04 de dezembro de 2025
Opinião
Publicado em • atualizado em 27/11/2025 às 10:19

Minérios do Futuro: Por que o Brasil Precisa Transformar Incentivos Fiscais em Tecnologia

Rogério Paz Lima é advogado especializado em direito administrativo, eleitoral e é ex-diretor legislativo da Câmara de Goiânia
Rogério Paz Lima é advogado especializado em direito administrativo, eleitoral e é ex-diretor legislativo da Câmara de Goiânia

O Brasil convive com um paradoxo estratégico, ao mesmo tempo que é detentor de algumas das maiores reservas de minerais críticos do mundo, insumos indispensáveis para baterias, turbinas eólicas, veículos elétricos e tecnologias de defesa, continua preso ao modelo primário-exportador que marcou os últimos 40 anos. 

A nova corrida global por autonomia tecnológica recoloca o país diante de uma decisão simples, porém urgente: vender matéria-prima ou produzir conhecimento?

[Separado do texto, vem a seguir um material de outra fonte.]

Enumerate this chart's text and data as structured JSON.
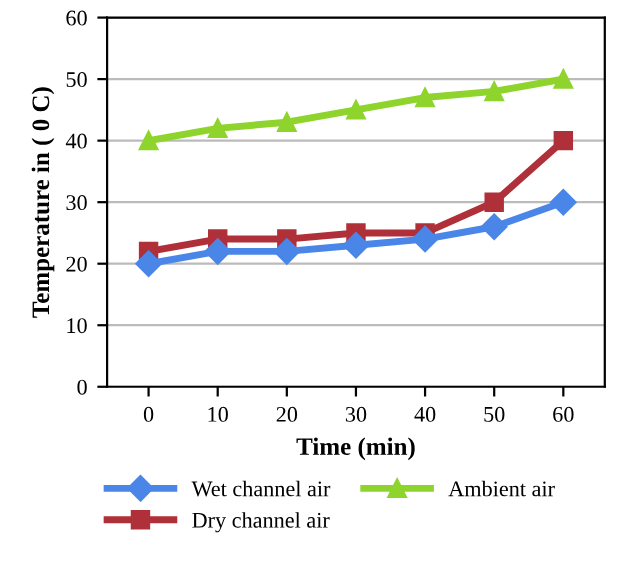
{
  "chart_data": {
    "type": "line",
    "xlabel": "Time (min)",
    "ylabel": "Temperature in ( 0 C)",
    "categories": [
      "0",
      "10",
      "20",
      "30",
      "40",
      "50",
      "60"
    ],
    "ylim": [
      0,
      60
    ],
    "yticks": [
      0,
      10,
      20,
      30,
      40,
      50,
      60
    ],
    "grid": "y",
    "legend": "bottom",
    "series": [
      {
        "name": "Wet channel air",
        "color": "#4a86e8",
        "marker": "diamond",
        "values": [
          20,
          22,
          22,
          23,
          24,
          26,
          30
        ]
      },
      {
        "name": "Dry channel air",
        "color": "#b0303a",
        "marker": "square",
        "values": [
          22,
          24,
          24,
          25,
          25,
          30,
          40
        ]
      },
      {
        "name": "Ambient air",
        "color": "#8ed42c",
        "marker": "triangle",
        "values": [
          40,
          42,
          43,
          45,
          47,
          48,
          50
        ]
      }
    ]
  }
}
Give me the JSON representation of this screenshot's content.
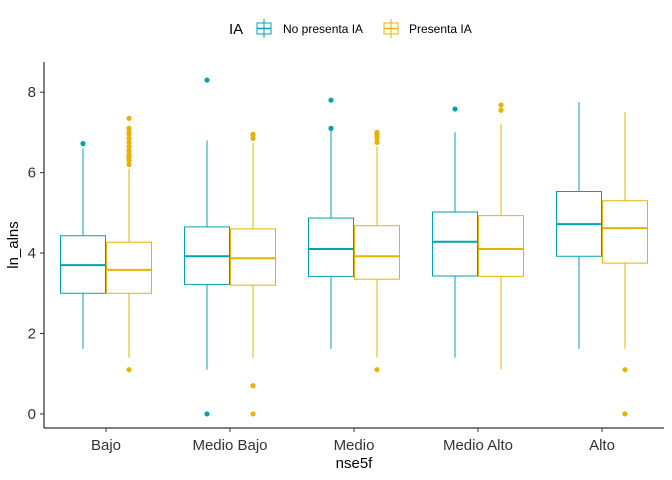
{
  "chart_data": {
    "type": "box",
    "xlabel": "nse5f",
    "ylabel": "ln_alns",
    "categories": [
      "Bajo",
      "Medio Bajo",
      "Medio",
      "Medio Alto",
      "Alto"
    ],
    "ylim": [
      -0.35,
      8.75
    ],
    "yticks": [
      0,
      2,
      4,
      6,
      8
    ],
    "grid": false,
    "legend": {
      "title": "IA",
      "position": "top",
      "entries": [
        "No presenta IA",
        "Presenta IA"
      ]
    },
    "series": [
      {
        "name": "No presenta IA",
        "color": "#00a3b0",
        "boxes": [
          {
            "whisker_low": 1.62,
            "q1": 3.0,
            "median": 3.7,
            "q3": 4.43,
            "whisker_high": 6.6,
            "outliers": [
              6.72
            ]
          },
          {
            "whisker_low": 1.1,
            "q1": 3.22,
            "median": 3.92,
            "q3": 4.65,
            "whisker_high": 6.8,
            "outliers": [
              8.3,
              0.0
            ]
          },
          {
            "whisker_low": 1.62,
            "q1": 3.42,
            "median": 4.1,
            "q3": 4.87,
            "whisker_high": 7.05,
            "outliers": [
              7.8,
              7.1
            ]
          },
          {
            "whisker_low": 1.4,
            "q1": 3.43,
            "median": 4.28,
            "q3": 5.02,
            "whisker_high": 7.0,
            "outliers": [
              7.58
            ]
          },
          {
            "whisker_low": 1.62,
            "q1": 3.92,
            "median": 4.72,
            "q3": 5.53,
            "whisker_high": 7.75,
            "outliers": []
          }
        ]
      },
      {
        "name": "Presenta IA",
        "color": "#e6b400",
        "boxes": [
          {
            "whisker_low": 1.4,
            "q1": 3.0,
            "median": 3.58,
            "q3": 4.27,
            "whisker_high": 6.1,
            "outliers": [
              7.35,
              7.1,
              7.0,
              6.95,
              6.85,
              6.75,
              6.65,
              6.55,
              6.45,
              6.4,
              6.35,
              6.3,
              6.2,
              1.1
            ]
          },
          {
            "whisker_low": 1.4,
            "q1": 3.2,
            "median": 3.87,
            "q3": 4.6,
            "whisker_high": 6.75,
            "outliers": [
              6.95,
              6.85,
              0.7,
              0.0
            ]
          },
          {
            "whisker_low": 1.4,
            "q1": 3.35,
            "median": 3.92,
            "q3": 4.68,
            "whisker_high": 6.65,
            "outliers": [
              7.0,
              6.95,
              6.9,
              6.85,
              6.75,
              1.1
            ]
          },
          {
            "whisker_low": 1.1,
            "q1": 3.42,
            "median": 4.1,
            "q3": 4.93,
            "whisker_high": 7.2,
            "outliers": [
              7.68,
              7.55
            ]
          },
          {
            "whisker_low": 1.62,
            "q1": 3.75,
            "median": 4.62,
            "q3": 5.3,
            "whisker_high": 7.5,
            "outliers": [
              1.1,
              0.0
            ]
          }
        ]
      }
    ]
  }
}
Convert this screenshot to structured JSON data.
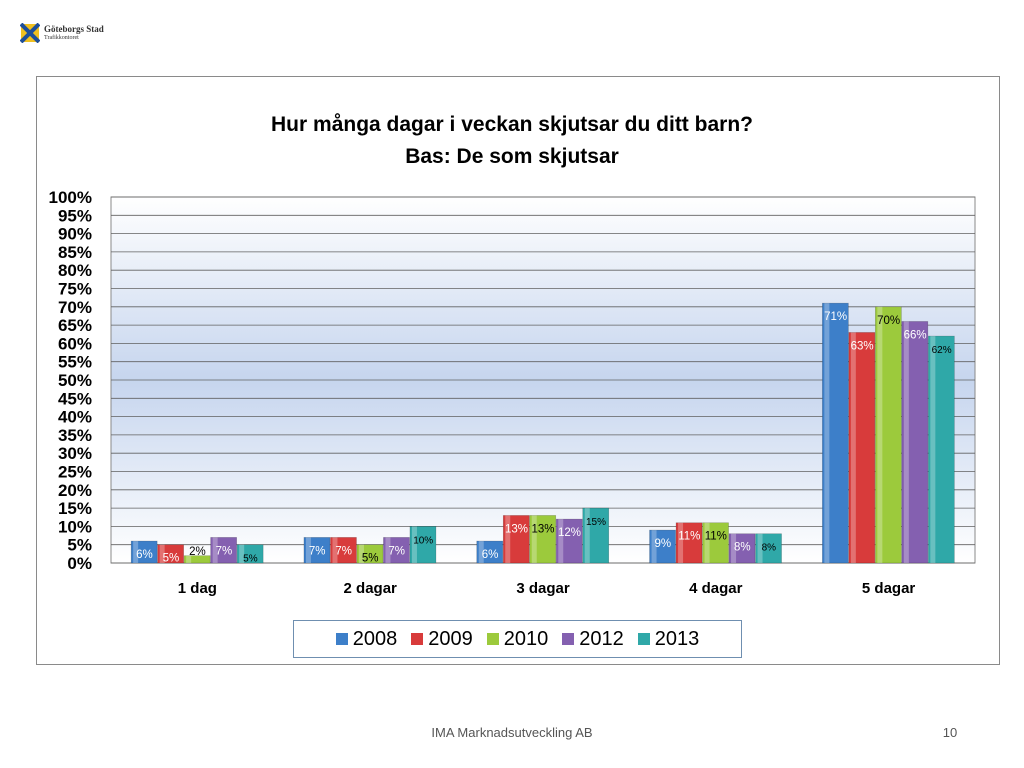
{
  "logo": {
    "name": "Göteborgs Stad",
    "subtitle": "Trafikkontoret"
  },
  "footer": {
    "company": "IMA Marknadsutveckling AB",
    "page_number": "10"
  },
  "chart_data": {
    "type": "bar",
    "title": "Hur många dagar i veckan skjutsar du ditt barn?",
    "subtitle": "Bas: De som skjutsar",
    "categories": [
      "1 dag",
      "2 dagar",
      "3 dagar",
      "4 dagar",
      "5 dagar"
    ],
    "series": [
      {
        "name": "2008",
        "color": "#3d7fc9",
        "values": [
          6,
          7,
          6,
          9,
          71
        ],
        "labels": [
          "6%",
          "7%",
          "6%",
          "9%",
          "71%"
        ],
        "label_color": "#ffffff"
      },
      {
        "name": "2009",
        "color": "#d83b3b",
        "values": [
          5,
          7,
          13,
          11,
          63
        ],
        "labels": [
          "5%",
          "7%",
          "13%",
          "11%",
          "63%"
        ],
        "label_color": "#ffffff"
      },
      {
        "name": "2010",
        "color": "#9cca3c",
        "values": [
          2,
          5,
          13,
          11,
          70
        ],
        "labels": [
          "2%",
          "5%",
          "13%",
          "11%",
          "70%"
        ],
        "label_color": "#000000"
      },
      {
        "name": "2012",
        "color": "#8460b0",
        "values": [
          7,
          7,
          12,
          8,
          66
        ],
        "labels": [
          "7%",
          "7%",
          "12%",
          "8%",
          "66%"
        ],
        "label_color": "#ffffff"
      },
      {
        "name": "2013",
        "color": "#2fa8a8",
        "values": [
          5,
          10,
          15,
          8,
          62
        ],
        "labels": [
          "5%",
          "10%",
          "15%",
          "8%",
          "62%"
        ],
        "label_color": "#000000"
      }
    ],
    "yticks": [
      "0%",
      "5%",
      "10%",
      "15%",
      "20%",
      "25%",
      "30%",
      "35%",
      "40%",
      "45%",
      "50%",
      "55%",
      "60%",
      "65%",
      "70%",
      "75%",
      "80%",
      "85%",
      "90%",
      "95%",
      "100%"
    ],
    "ylim": [
      0,
      100
    ],
    "grid": true,
    "legend_position": "bottom"
  }
}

A recente portaria do Ministério de Minas e Energia, que amplia o financiamento federal destinado ao setor, mostra que capital não é o problema. O desafio é construir um ambiente de segurança jurídica e de política industrial capaz de transformar recursos naturais em desenvolvimento tecnológico.

A primeira preocupação do investidor não é o custo da operação, mas a previsibilidade. No Brasil, benefícios fiscais estaduais relacionados à mineração podem enfrentar questionamentos no Supremo Tribunal Federal, já que a Constituição atribui à União a propriedade e a regulação das riquezas do subsolo. Essa tensão institucional é suficiente para afastar projetos bilionários de longo prazo.

Esse impasse, no entanto, pode ser resolvido por uma engenharia jurídica já adotada por alguns estados — e Goiás desponta como o caso mais estruturado. A solução construída por Goiás parte de um fundamento simples: não incentivar a extração, mas a industrialização.

O benefício fiscal, se o projeto do Programa Rare Tech for aprovado, é aplicado exclusivamente sobre a etapa posterior à lavra, no refino, processamento, separação e transformação. Essa fase da cadeia produtiva é de competência estadual, o que elimina o risco de inconstitucionalidade e oferece estabilidade legal ao investidor.

Mas o ponto central é outro. O projeto condiciona o incentivo ao investimento obrigatório em pesquisa, desenvolvimento e inovação com universidades, centros tecnológicos e institutos locais. Assim, o incentivo fiscal deixa de ser renúncia de receita e passa a funcionar como mecanismo de indução tecnológica.

A política tem efeitos diretos: (i) o Estado deixa de exportar minério bruto e passa a desenvolver tecnologia aplicada, elevando a complexidade econômica; (ii) a exigência de P&D internaliza conhecimento e cria um núcleo permanente de engenheiros, químicos, geólogos e técnicos especializados; (iii) o investidor internacional reduz riscos operacionais ao se vincular a um ecossistema científico local, em vez de depender exclusivamente de expertise importada; (iv) estabelece-se padrões de energia limpa e eficiência hídrica que produzem um Selo Verde compatível com as exigências ambientais da União Europeia, Estados Unidos e grandes cadeias produtivas globais. Em um mercado onde rastreabilidade e origem sustentável determinam acesso e preço, esse diferencial não é cosmético — é econômico.

O país já viveu essa história, onde exportamos soja e minério de ferro por décadas sem dominar a tecnologia que ampliava seu valor. Com os minerais críticos, base de cadeias produtivas estratégicas, repetir esse modelo seria abdicar deliberadamente de autonomia tecnológica e soberania industrial.

O Brasil precisa decidir se quer continuar como fornecedor de insumos brutos ou se pretende ocupar posição relevante na geoeconomia do século XXI.

O Presidente Lula em sua fala no Fórum das 20 maiores economias do Mundo já declarou que o Brasil não será um mero exportador de commodities, aqueles que desejam explorar as riquezas minerais do Brasil devem industrializá-lo aqui, em nosso território. Mas não só! A proposta de Goiás demonstra que uma política industrial madura não depende de renúncias fiscais amplas, mas de contrapartidas que internalizam conhecimento, estimulam P&D e constroem capacidade científica local. É um modelo replicável e, sobretudo, coerente com as necessidades do país.

Se os minerais críticos são o “petróleo do futuro”, então tecnologia é o refino que transforma riqueza potencial em desenvolvimento concreto. Incentivo fiscal, quando estruturado com inteligência regulatória, deixa de ser custo e se torna investimento estratégico.

O Brasil tem, novamente, uma oportunidade de ouro. A diferença é que desta vez ela pode — e deve — ser convertida em tecnologia, inovação e soberania.

Advogado Especialista em Direito Público e Estrategista Regulatório.